Il legale è andato subito nel carcere di Monza per incontrare Corona, "che sta proseguendo lo sciopero della fame". E ha riferito: "Non ho mai visto le dimissioni da un ospedale con trasferimento in carcere alle 23, mai visto un trasferimento in carcere notturno in 35 anni di carriera, se l'hanno fatto per problemi mediatici o di clamore sono ancora più sconcertato"
Fabrizio Corona “sta molto male, sono 12 giorni che non mangia, è imbottito di psicofarmaci e si regge a malapena in piedi, mi chiedo dove è finita l’umanità in questo Paese, non riconosco più il mio Paese”. A dirlo è il suo avvocato, il legale Ivano Chiesa, che ha commentato così il trasferimento, avvenuto poche ore fa, dell’ex re dei paparazzi nel carcere di Monza dopo una decina di giorni di ricovero nel reparto di psichiatria dell’ospedale Niguarda di Milano, perché si era ferito quando aveva saputo che i giudici della Sorveglianza avevano revocato il differimento pena in detenzione domiciliare, a lui concesso a fine 2019.

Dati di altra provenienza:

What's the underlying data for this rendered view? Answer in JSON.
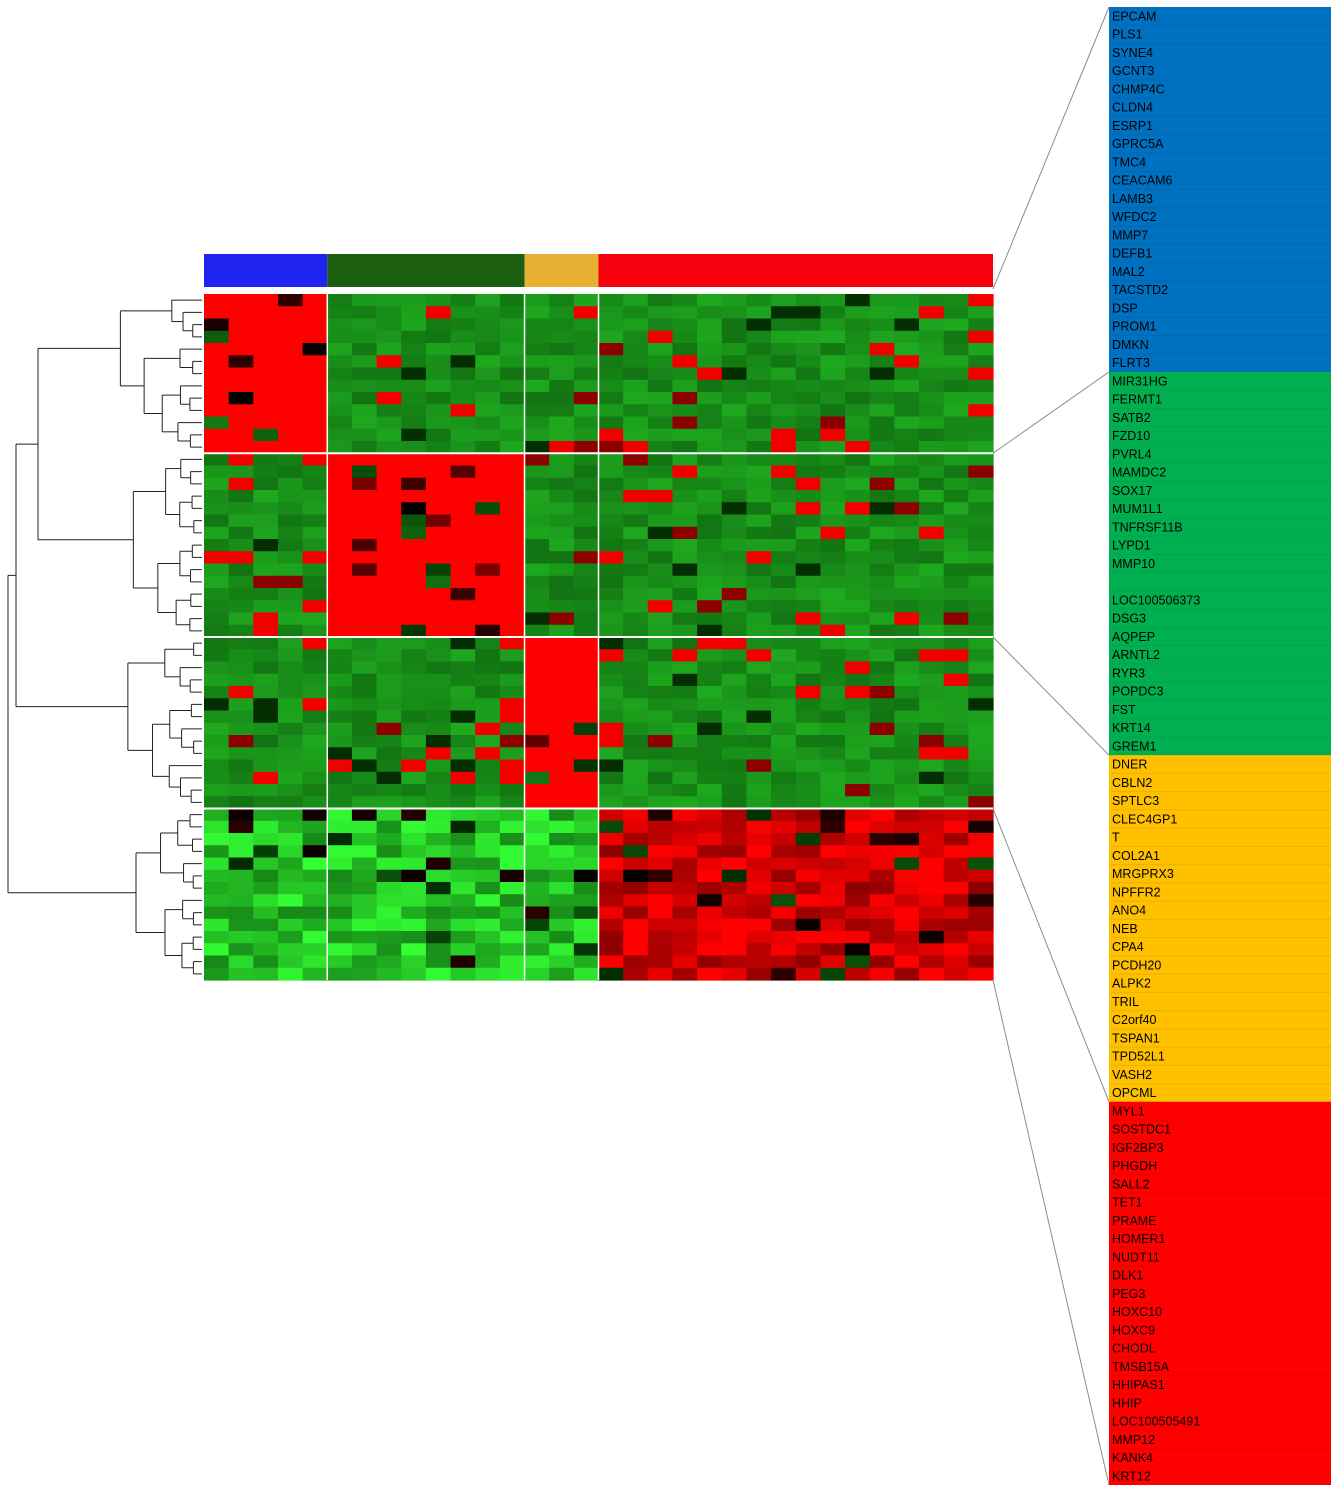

Il legale è andato subito nel carcere di Monza per incontrare Corona, “che sta proseguendo lo sciopero della fame“. E ha riferito: “Non ho mai visto le dimissioni da un ospedale con trasferimento in carcere alle 23, mai visto un trasferimento in carcere notturno in 35 anni di carriera, se l’hanno fatto per problemi mediatici o di clamore sono ancora più sconcertato”. E ha concluso: “Sono senza parole, non capisco più lo Stato in cui vivo”.
A sostegno di Corona ha preso posizione anche Carlo Lio, garante dei detenuti di Regione Lombardia: “Il caso di Fabrizio Corona e il clamore mediatico che ne è conseguito consente al mio ufficio, l’autorità garante, di riproporre all’attenzione generale un tema gravoso e urgente come quello della patologia psichiatrica e della possibilità di cura nei contesti carcerari. Ricordo che la salute e la dignità delle persone ristrette in carcere è affidata all’istituzione e farsene carico nel migliore dei modi è un dovere e, al contempo, un indice che qualifica la nostra società”, ha fatto sapere in una nota.
“L’esperienza che ho maturato – ha proseguito Lio – mi porta ad affermare che, all’interno degli istituti di pena, le persone a cui è stato diagnosticato un disturbo psichiatrico difficilmente riescono ad ottenere trattamenti adeguati. I garanti sono costantemente impegnati nel tentativo di risolvere le criticità che si riscontrano nelle strutture carcerarie e alcuni macroproblemi impongono di riflettere non sulla gestione del quotidiano ma sul sistema nel suo complesso. La finalità della pena è sempre la riabilitazione degli individui ed è orientata, per principio, al reinserimento dei condannati in un possibile contesto socio-lavorativo. L’idea di un carcere meramente punitivo per fortuna non appartiene alla nostra civiltà giuridica“.
“Le persone che presentano patologie psichiatriche sono tra le categorie più fragili, esposte alle carenze strutturali del sistema e per costoro andrebbe formulato un progetto concreto, predisposto da una équipe di professionisti, comprensivo di professionalità cliniche. Questo percorso non può prescindere dalla presa in carico sanitaria del soggetto e dall’individuazione del luogo più idoneo al percorso riabilitativo formulato, che spesso non è compatibile con le strutture detentive carcerarie – ha concluso -. Si auspica pertanto che le valutazioni tecniche psichiatriche e psicologiche dei clinici concorrano a determinare le misure più idonee individuate dai magistrati per i soggetti che presentino una diagnosi di patologia psichiatrica acclarata”.